Dans Antiqua Mater Johnson examine un grand nombre de sources diverses relatives aux débuts du christianisme et « extérieures à l'Écriture », et il en vient à la conclusion qu'il n'existe aucune preuve documentaire fiable capable d'établir l'existence de Jésus-Christ ou des Apôtres. Selon lui le christianisme a évolué à partir d'un mouvement dans la diaspora juive, chez des gens que provisoirement il appelle les Hagioi. Ces juifs adhéraient à une interprétation libérale de la Torah avec une simplification des rites et des perspectives plus spirituelles. Hagioi est un mot grec signifiant « saints », « croyants », « disciples loyaux », ou « peuple de Dieu », et il est communément utilisé quand on parle des membres des premières communautés chrétiennes. C'est un terme qui a été d'un usage fréquent chez Paul, dans le Nouveau Testament, et dans quelques passages des Actes des Apôtres, qui font référence aux activités de Paul.

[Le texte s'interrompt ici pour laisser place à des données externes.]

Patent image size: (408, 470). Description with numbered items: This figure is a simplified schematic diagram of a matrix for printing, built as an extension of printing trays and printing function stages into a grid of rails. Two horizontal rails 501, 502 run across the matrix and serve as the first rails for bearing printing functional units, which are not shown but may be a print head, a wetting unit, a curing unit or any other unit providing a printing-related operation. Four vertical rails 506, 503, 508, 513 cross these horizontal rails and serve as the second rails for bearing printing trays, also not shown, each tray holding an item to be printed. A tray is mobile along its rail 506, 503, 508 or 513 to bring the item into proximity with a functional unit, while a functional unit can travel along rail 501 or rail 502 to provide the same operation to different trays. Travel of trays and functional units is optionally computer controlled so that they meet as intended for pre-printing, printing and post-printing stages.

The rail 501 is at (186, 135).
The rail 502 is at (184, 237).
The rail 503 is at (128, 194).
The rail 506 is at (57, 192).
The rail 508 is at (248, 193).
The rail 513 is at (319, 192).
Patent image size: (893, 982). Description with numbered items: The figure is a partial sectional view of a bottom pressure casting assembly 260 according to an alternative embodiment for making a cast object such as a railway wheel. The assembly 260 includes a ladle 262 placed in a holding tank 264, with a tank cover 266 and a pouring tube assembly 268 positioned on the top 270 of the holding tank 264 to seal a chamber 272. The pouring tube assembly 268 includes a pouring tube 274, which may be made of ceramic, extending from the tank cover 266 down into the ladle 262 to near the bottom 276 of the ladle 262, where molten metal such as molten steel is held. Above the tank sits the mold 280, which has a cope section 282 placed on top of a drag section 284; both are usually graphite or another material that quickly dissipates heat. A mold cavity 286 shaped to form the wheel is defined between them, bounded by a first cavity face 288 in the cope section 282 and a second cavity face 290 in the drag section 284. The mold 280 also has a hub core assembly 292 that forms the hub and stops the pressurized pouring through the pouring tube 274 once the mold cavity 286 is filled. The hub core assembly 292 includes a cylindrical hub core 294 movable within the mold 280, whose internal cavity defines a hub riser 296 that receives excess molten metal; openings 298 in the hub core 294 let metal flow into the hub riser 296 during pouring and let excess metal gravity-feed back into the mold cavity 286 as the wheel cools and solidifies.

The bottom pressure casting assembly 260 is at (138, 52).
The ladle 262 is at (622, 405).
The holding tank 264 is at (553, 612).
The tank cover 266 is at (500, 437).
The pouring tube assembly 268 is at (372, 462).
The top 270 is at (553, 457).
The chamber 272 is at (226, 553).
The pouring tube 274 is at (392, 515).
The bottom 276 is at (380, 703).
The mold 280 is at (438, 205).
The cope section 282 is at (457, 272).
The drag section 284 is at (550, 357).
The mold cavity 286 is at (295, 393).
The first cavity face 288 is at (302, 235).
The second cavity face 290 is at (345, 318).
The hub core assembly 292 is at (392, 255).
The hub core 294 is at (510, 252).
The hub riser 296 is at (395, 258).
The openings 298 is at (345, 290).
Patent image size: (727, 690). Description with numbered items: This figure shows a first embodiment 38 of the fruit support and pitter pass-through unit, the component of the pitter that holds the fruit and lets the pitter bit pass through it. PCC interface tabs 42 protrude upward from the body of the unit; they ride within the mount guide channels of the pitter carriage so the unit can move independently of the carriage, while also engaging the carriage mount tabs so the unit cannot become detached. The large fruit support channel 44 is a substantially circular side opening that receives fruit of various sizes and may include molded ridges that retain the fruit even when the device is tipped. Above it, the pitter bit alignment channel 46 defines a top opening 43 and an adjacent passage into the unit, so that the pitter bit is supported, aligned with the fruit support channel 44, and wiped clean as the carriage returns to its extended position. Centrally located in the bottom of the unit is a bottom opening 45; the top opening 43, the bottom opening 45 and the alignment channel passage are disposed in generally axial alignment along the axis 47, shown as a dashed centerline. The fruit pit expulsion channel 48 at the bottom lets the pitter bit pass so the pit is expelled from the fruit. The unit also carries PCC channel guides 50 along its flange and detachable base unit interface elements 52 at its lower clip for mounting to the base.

Le Gnosticisme, et en même temps certains cultes païens de Bacchus, sont également cités comme des précurseurs probables du christianisme.

Dans The Pauline Epistles et The Rise of English Culture Johnson en vient à cette proposition révolutionnaire que la totalité de ce qu'on appelle le Moyen Âge entre 700 et 1400 n'a jamais eu lieu, mais a été inventé par des écrivains chrétiens qui ont créé des personnages et des événements imaginaires. Les Pères de l'Église, les Évangiles, saint Paul, les premiers textes chrétiens, ainsi que le christianisme en général, tout cela est identifié comme de simples créations littéraires qu'il attribue à des moines (surtout des Bénédictins), qui ont élaboré l'ensemble du mythe chrétien au début du XVIe siècle. Comme l'a dit un critique, Johnson « a pris le parti d'abolir toute l'histoire d'Angleterre avant la fin du XVe siècle. »

L'attitude critique de Johnson envers le christianisme rappelle les vues exprimées par Sir Isaac Newton, Wilhelm Kammeier, Jean Hardouin, Robert Baldauf et Christoph Marx ; des appels du même genre pour une révision radicale de la chronologie historique se retrouvent chez différents chercheurs modernes, parmi lesquels les chercheurs allemands Hermann Detering, Eugen Gabowitsch, Heribert Illig et Uwe Topper, ainsi que chez les mathématiciens russes Anatoly Fomenko et Gleb Nosovsky.